Sicher wird auch in Künstlerbiographien viel hineingeheimnisst, sodass hinter eher gewöhnlichen Fakten ein geheimnisvoll-geniales „Dahinter“ vermutet wird. Und sicher ist in „unserem“ Bereich auch der Kontext ein „Dahinter“, das professionelle Kunst von Laienkunst und Außenseiterkunst, von Kunstgewerbe und Design sauber zu trennen meint – nur um diese Trennung dann manchmal mit staunendem Erkenntnisgewinn aufzubrechen.
Die frei im Raum hängenden, manchmal aus einem Strich entwickelten Zeichnungen und auch der rote Torso sind Arbeiten von Uwe Schlesener, einem guten Freund von Marie Therese Fumagalli. Er arbeitet gleichwertig mit Sprache, schreibt poetisch verdichtete kurze und ganz kurze Geschichten. Dieses weitere „Dahinter“ wäre nicht vollständig, wenn ich nicht eine davon hier vorlesen würde: Sie heißt „Bäume lachen lautlos“ und war der Lieblingstext von Marie Therese Fumagalli.
(ZITAT TEXT SCHLESENER)
Texte als Kunst, Texte auch als bildende Kunst, hier nicht im Grenzbereich der konkreten Poesie sondern vor allem in der ungeheuren Vielfalt ihrer Texturen selbst zu Tiefenräumen gestaffelt oder auch an die Decollagen-Kunst lang gewachsener Plakatwände erinnernd… hier sind es die Arbeiten von Pavel Richtr, in dessen Nachbarschaft die Graffiti-Strukturen der eher gestischen Malerei von Marie Terese Fumagalli eine neue Lesbarkeit gewinnen.
Ist es bei Pavel Richtr die Schrift, die Malerei und Skulptur bestimmt, so ist es bei Ferdinant Fux die Musik. Er firmiert vor allem als Pianist, Musiker und Komponist, erst dann als freischaffender Künstler. Auch bei seinen Bildern kann man das „Dahinter“ suchen, kann hinter die Farben gehen und sich einen neuen Raum öffnen. Doch dazu sind diese drei Bilder auch als Meta-Bilder zu verstehen. Sie scheinen dezidiert dem eigentlich unschönen Begriff der „Post-Moderne“ (gar Post-Post-Moderne) zuzugehören, der „Post-Painterly-Abstraktion“. Denn sie zitieren ihre Art zu malen eher, als das sie ganz unbefangen einfach nur das sind, was sie scheinen. Das Zitieren und die Ironisierung künstlerischer Ausdrucksformen ist ohnehin eine naheliegende Methode, wenn in starkem Maße in verschieden Teilgebieten der Künste geforscht, gearbeitet und angeeignet wird.
Mit den Farbzeichnungen und dem übermalten Frottiertuch Gottes hatte ich Thomas Rieck schon herbeizitiert.
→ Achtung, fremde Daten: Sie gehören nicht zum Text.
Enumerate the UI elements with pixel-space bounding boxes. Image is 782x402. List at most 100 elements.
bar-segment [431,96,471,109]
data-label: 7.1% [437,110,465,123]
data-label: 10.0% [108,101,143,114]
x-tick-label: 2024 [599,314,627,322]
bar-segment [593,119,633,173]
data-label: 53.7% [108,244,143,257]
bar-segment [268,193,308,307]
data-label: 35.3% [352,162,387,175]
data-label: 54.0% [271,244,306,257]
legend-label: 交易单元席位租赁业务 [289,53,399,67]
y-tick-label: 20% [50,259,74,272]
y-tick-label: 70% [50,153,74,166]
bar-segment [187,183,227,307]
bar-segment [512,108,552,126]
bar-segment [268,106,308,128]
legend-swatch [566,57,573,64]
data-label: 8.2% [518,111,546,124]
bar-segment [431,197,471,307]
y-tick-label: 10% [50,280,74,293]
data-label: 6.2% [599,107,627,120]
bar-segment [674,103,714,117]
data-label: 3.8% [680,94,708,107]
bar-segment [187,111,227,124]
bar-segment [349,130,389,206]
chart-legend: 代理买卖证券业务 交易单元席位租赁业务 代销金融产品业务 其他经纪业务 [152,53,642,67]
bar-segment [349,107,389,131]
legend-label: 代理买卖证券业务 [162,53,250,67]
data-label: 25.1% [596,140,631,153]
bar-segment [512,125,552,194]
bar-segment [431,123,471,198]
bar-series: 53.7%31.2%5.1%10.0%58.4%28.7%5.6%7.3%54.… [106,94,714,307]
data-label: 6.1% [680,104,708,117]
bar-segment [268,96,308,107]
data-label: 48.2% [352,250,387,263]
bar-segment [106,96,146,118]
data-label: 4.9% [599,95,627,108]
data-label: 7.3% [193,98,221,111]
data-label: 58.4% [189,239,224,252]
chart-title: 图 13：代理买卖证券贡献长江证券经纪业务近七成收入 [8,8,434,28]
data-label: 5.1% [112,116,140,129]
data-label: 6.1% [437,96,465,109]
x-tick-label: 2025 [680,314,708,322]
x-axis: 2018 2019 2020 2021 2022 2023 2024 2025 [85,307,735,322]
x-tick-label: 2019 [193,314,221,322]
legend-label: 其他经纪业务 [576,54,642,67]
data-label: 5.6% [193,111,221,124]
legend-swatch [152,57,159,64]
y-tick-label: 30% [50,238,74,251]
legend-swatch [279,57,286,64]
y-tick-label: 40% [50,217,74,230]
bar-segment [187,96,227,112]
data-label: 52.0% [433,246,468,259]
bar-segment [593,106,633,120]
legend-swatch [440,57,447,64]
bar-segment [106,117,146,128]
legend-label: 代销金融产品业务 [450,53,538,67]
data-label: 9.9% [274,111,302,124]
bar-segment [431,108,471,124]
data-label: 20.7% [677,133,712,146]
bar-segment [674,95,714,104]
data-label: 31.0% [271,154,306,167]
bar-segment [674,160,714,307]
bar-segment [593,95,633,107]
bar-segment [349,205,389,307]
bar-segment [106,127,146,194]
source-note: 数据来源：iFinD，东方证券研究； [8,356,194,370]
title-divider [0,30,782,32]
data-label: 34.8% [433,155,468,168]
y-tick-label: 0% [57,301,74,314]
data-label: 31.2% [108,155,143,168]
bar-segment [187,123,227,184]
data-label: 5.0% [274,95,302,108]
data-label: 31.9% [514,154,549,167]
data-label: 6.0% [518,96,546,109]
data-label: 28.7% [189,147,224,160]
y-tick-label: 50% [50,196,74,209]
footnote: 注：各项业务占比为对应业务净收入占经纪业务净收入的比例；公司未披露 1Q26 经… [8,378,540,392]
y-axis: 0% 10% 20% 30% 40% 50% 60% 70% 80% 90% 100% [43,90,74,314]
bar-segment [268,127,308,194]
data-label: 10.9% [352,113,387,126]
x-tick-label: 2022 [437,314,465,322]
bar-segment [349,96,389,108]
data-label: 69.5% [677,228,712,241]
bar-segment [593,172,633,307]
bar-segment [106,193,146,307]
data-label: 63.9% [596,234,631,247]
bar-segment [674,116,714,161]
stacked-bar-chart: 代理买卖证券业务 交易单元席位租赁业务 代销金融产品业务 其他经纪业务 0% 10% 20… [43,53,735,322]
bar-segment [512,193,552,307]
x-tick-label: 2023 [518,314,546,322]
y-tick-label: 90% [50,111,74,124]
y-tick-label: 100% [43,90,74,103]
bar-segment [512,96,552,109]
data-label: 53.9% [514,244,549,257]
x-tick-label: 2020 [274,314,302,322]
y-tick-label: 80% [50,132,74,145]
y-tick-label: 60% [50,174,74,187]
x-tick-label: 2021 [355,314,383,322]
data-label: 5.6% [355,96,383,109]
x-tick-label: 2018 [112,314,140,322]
Seine immer hintergründige, zeichnungsbasierte Sinnsuche findet trotz oft dunklen Stimmungen zu Formulierungen, die auch eine humorvolle Lesart ermöglichen. Zwischen seinen Arbeiten und denen von Pavel Richtr gehängt, zeigen die Tafeln von Marie Terese Fumagalli, wie Farbe auch mit stark reduzierten Andeutungen von figürlichen Elementen zu einer Erzählung gelangen kann.
…Aber lassen sie uns nicht alle Querbezüge der wesentlich von Maria Hobbing geprägten Hängung ausloten.
Eins aber ist inzwischen wohl klar: Nämlich was die hier bestimmende der ganzen Möglichkeiten des „dahinter“ ist.
Wir haben es hier mit einer Ausstellung einer Gruppe von Freunden zu tun, mit einer Anzahl von sehr verschiedenen Künstlern aus den Künstlerhäusern Sootbörn und FRISE, die die malende und klavierspielende Marie Therese Fumagalli als Freunde beeinflusst haben und hiermit an sie erinnern wollen.
Vielen Dank für ihre Aufmerksamkeit.